The above quote from Warren Buffett is timeless, and brings into focus the choice about time horizon that any investor should think about before buying a stock they are considering. Behind every stock is an actual business; what will that business look like over a two-decade period?

Today, let’s look backwards in time to 2004, and take a look at what happened to investors who asked that very question about American Express Co. (NYSE: AXP), by taking a look at the investment outcome over a two-decade holding period.

Start date: 06/01/2004
$10,000

06/01/2004
  $71,726

05/29/2024
End date: 05/29/2024
Start price/share: $44.29
End price/share: $235.94
Starting shares: 225.78
Ending shares: 303.77
Dividends reinvested/share: $22.96
Total return: 616.72%
Average annual return: 10.35%
Starting investment: $10,000.00
Ending investment: $71,726.74

As we can see, the two-decade investment result worked out quite well, with an annualized rate of return of 10.35%. This would have turned a $10K investment made 20 years ago into $71,726.74 today (as of 05/29/2024). On a total return basis, that’s a result of 616.72% (something to think about: how might AXP shares perform over the next 20 years?). [These numbers were computed with the Dividend Channel DRIP Returns Calculator.]

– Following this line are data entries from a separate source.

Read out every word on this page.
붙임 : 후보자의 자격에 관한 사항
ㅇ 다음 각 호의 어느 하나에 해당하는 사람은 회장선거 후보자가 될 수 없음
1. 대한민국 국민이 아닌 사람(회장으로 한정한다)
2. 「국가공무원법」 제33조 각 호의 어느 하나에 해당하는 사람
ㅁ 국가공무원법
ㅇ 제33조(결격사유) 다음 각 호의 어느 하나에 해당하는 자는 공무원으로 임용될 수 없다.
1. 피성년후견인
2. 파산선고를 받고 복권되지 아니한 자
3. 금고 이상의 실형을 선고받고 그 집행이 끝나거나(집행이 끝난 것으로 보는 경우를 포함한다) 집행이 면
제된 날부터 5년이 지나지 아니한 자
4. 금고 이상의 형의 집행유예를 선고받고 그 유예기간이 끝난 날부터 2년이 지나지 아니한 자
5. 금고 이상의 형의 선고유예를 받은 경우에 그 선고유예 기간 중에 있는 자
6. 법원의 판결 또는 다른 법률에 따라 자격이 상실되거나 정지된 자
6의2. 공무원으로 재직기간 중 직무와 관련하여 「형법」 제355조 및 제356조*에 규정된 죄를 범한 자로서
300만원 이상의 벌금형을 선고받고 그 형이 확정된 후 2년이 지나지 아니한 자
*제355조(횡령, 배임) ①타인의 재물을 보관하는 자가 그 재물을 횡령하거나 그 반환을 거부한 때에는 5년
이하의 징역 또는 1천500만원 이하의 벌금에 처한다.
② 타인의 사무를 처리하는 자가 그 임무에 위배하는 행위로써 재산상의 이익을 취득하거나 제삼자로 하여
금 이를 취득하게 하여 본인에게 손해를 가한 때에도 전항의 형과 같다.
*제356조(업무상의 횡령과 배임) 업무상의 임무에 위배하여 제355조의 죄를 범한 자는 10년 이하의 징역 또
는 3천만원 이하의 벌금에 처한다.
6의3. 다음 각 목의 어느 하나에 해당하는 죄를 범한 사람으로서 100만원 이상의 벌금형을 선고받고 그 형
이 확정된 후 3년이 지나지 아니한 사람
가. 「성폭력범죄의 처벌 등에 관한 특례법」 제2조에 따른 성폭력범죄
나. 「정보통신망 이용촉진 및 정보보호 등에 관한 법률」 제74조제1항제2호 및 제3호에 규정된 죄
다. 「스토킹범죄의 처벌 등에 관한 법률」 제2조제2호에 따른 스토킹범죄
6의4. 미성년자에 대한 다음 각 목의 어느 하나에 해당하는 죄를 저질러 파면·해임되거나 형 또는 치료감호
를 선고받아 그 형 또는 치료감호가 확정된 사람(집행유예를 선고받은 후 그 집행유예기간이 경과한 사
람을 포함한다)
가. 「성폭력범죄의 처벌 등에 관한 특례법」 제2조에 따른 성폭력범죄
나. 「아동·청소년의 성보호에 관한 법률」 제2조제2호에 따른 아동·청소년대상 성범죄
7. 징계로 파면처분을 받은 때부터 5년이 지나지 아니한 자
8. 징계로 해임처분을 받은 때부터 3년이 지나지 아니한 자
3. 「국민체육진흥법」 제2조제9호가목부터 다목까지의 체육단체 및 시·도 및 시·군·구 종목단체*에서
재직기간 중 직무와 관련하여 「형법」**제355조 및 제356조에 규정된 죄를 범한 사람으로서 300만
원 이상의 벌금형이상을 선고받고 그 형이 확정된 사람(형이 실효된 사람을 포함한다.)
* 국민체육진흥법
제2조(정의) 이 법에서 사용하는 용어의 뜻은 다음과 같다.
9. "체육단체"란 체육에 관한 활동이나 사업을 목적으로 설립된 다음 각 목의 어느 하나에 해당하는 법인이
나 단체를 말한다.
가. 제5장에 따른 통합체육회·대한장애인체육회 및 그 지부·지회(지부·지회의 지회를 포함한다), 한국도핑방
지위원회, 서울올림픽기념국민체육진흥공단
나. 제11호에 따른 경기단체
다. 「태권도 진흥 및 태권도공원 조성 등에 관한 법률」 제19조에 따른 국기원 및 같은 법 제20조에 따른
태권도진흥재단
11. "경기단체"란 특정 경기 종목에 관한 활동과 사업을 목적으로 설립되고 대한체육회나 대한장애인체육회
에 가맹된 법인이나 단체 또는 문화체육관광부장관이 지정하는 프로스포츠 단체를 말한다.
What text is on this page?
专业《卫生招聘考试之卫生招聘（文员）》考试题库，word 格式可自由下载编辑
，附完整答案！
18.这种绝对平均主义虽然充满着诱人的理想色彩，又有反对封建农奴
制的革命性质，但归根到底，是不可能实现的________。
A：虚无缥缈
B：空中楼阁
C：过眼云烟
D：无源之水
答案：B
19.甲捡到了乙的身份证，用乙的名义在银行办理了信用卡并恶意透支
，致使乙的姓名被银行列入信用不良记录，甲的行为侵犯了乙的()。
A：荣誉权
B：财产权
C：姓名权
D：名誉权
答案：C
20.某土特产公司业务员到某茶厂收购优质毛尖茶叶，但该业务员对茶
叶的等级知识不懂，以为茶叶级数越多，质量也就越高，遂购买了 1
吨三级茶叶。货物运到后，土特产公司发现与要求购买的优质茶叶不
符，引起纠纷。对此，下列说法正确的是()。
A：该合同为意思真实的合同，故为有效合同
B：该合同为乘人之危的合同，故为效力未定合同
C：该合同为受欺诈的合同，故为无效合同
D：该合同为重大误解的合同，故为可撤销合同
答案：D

Always an important consideration with a dividend-paying company is: should we reinvest our dividends?Over the past 20 years, American Express Co. has paid $22.96/share in dividends. For the above analysis, we assume that the investor reinvests dividends into new shares of stock (for the above calculations, the reinvestment is performed using closing price on ex-div date for that dividend).

Based upon the most recent annualized dividend rate of 2.8/share, we calculate that AXP has a current yield of approximately 1.19%. Another interesting datapoint we can examine is ‘yield on cost’ — in other words, we can express the current annualized dividend of 2.8 against the original $44.29/share purchase price. This works out to a yield on cost of 2.69%.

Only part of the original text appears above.